Fu grazie alle spedizioni di Alessandro Magno in territorio asiatico che le perle cominciarono a circolare in Occidente, dove vennero ben presto apprezzate. I Greci le usavano nelle cerimonie nuziali come simbolo di purezza ed amore, per i Romani erano un accessorio distintivo di ricchezza e potere, data la loro rarità ed il loro alto prezzo.
Durante il Basso Medioevo le perle cominciarono ad essere cucite anche su stoffe per ornare mantelli, vesti della nobiltà e paramenti di alti dignitari ecclesiastici, oppure utilizzate come ornamento per preziose acconciature. Una moda che durò nei secoli fino al Rinascimento ed oltre.
Alle perle si attribuivano proprietà terapeutiche e farmacologiche, ma anche proprietà magiche, come quella di conoscere la natura del Tutto ed entrare in contatto con il Trascendente. Erano apprezzate anche dalla rigida morale cristiana, in quanto ad esse erano associati significati altamente positivi, quali la purezza, l’umiltà, il timor divino, l’amore profano, la gioia, la prudenza e la castità.
“Inoltre il regno dei cieli è simile a un mercante che va in cerca di perle preziose. Trovatane una di gran pregio, va, vende quanto ha e la compra.” (Matteo 13, 45-47)
LE PERLE NELL’ARTE, GIAMBATTISTA TIEPOLO A PALAZZO LABIA
Le perle, come tutti i preziosi, hanno sempre avuto un ruolo di primo piano nella storia dell’arte: corone, collane, bracciali, anelli, monili di varia foggia e genere, hanno adornato i corpi dei potenti e sono giunti fino ai nostri giorni attraverso i dipinti.
A partire dal Quattrocento la pittura documentò la vita quotidiana nei suoi minimi dettagli, attardandosi con maniacale precisione anche sui gioielli, protagonisti sia delle raffigurazioni sacre che di quelle profane.
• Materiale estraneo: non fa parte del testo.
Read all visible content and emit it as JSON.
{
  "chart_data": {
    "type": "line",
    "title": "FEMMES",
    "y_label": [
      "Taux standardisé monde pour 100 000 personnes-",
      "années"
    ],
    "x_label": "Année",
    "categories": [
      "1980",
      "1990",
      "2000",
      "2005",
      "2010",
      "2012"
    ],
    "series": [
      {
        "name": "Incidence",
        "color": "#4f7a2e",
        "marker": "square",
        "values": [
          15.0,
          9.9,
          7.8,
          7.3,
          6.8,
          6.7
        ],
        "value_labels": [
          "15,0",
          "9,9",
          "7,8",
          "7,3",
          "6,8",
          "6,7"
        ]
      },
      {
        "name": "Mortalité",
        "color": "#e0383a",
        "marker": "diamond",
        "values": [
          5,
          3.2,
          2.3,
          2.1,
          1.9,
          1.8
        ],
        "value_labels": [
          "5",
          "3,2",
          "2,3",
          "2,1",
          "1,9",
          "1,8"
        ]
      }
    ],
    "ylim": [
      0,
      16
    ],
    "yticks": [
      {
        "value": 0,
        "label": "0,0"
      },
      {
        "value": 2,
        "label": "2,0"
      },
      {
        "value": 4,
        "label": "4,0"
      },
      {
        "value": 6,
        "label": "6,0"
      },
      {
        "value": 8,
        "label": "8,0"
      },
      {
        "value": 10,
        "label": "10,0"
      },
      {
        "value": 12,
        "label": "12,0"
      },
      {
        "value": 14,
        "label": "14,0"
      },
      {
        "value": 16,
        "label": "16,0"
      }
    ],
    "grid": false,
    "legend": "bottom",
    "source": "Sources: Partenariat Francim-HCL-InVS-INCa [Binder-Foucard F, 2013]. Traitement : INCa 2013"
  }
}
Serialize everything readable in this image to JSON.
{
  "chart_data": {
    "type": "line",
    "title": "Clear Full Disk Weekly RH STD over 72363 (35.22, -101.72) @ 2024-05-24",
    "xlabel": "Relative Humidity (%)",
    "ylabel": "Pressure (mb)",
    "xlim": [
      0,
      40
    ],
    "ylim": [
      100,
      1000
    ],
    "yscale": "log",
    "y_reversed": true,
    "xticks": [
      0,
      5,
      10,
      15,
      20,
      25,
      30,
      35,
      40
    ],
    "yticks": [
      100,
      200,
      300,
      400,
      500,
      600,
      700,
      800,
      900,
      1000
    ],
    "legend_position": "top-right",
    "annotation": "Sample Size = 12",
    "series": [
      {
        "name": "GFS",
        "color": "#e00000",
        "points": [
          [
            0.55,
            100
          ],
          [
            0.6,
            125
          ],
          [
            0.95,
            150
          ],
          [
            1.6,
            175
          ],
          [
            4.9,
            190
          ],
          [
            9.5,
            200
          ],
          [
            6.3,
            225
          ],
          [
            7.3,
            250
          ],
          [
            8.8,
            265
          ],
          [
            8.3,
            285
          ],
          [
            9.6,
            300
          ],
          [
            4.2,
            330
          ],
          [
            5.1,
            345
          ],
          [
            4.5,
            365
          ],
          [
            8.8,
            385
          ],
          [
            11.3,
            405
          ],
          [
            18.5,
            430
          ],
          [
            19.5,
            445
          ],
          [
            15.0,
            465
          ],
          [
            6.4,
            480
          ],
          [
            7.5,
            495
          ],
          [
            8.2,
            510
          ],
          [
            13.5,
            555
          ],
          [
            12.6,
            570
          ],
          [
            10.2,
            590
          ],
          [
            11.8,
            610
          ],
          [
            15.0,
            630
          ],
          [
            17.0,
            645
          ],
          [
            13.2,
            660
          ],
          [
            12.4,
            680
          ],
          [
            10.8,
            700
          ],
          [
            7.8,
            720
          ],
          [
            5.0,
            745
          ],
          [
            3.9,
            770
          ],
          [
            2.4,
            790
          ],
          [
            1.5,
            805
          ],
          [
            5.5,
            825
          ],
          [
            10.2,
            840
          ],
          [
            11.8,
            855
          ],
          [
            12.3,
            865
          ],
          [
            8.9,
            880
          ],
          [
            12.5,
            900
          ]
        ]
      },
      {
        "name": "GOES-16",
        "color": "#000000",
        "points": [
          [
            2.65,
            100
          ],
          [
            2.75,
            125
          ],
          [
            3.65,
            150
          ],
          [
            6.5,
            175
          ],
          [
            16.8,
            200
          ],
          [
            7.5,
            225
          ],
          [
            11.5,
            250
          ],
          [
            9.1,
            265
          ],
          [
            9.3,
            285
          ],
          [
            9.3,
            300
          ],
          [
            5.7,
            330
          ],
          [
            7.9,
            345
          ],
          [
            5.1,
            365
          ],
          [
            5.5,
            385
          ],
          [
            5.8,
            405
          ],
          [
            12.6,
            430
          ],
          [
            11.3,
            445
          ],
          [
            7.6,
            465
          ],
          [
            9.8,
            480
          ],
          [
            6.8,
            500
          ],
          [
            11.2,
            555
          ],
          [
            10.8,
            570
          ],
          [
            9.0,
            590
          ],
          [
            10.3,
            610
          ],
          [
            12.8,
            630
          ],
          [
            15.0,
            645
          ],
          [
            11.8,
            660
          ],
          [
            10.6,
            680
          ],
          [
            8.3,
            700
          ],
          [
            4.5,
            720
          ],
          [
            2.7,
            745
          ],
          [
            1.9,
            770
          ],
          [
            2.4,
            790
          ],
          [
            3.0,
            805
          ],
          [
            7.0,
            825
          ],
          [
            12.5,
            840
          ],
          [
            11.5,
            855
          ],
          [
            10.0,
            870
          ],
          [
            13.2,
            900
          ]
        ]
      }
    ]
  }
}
Innumerevoli sono le opere in cui compaiono le perle, segno di una moda che si era diffusa un po’ in tutte le corti europee.
“Il cuore dell’uomo è molto simile al mare, ha le sue tempeste, ha le sue maree e nelle sue profondità ha anche le sue perle.” (Vincent van Gogh)
Tra le tante rappresentazioni di perle, esemplare, per contenuto e resa formale, è la decorazione che Giambattista Tiepolo realizzò tra il 1747 ed il 1750 per la Sala da Ballo di Palazzo Labia a Venezia.
Il tema prescelto fu quello delle “Storie di Antonio e Cleopatra”: nella volta entro un oculo centrale compare “Bellerofonte su Pegaso verso la Gloria e l’Eternità”, nelle pareti, inframmezzate da figure allegoriche e mitologiche, si stagliano le due scene principali, “L’incontro tra Antonio e Cleopatra” e il “Banchetto di Antonio e Cleopatra”. E proprio su quest’ultima raffigurazione vorrei soffermare la mia attenzione: un banchetto di ricchi in cui non si divora, ma si dissipa scostumatamente.
La vicenda descritta trae ispirazione da un racconto di Plinio il Vecchio che, nella sua Naturalis Historia, ricorda di come Cleopatra avesse scommesso di poter offrire ad Antonio una cena così lussuosa da valere più di dieci milioni di sesterzi.
Tiepolo ci presenta la bellissima regina, alla quale presta il volto Maria Labia, nel suo sontuoso abito di fattura veneziana con il collo ornato da due fili di perle enormi. Nella mano destra tiene una gigantesca perla a goccia, pronta ad immergerla in un bicchiere a flûte colmo di aceto, che un servo moro le sta porgendo.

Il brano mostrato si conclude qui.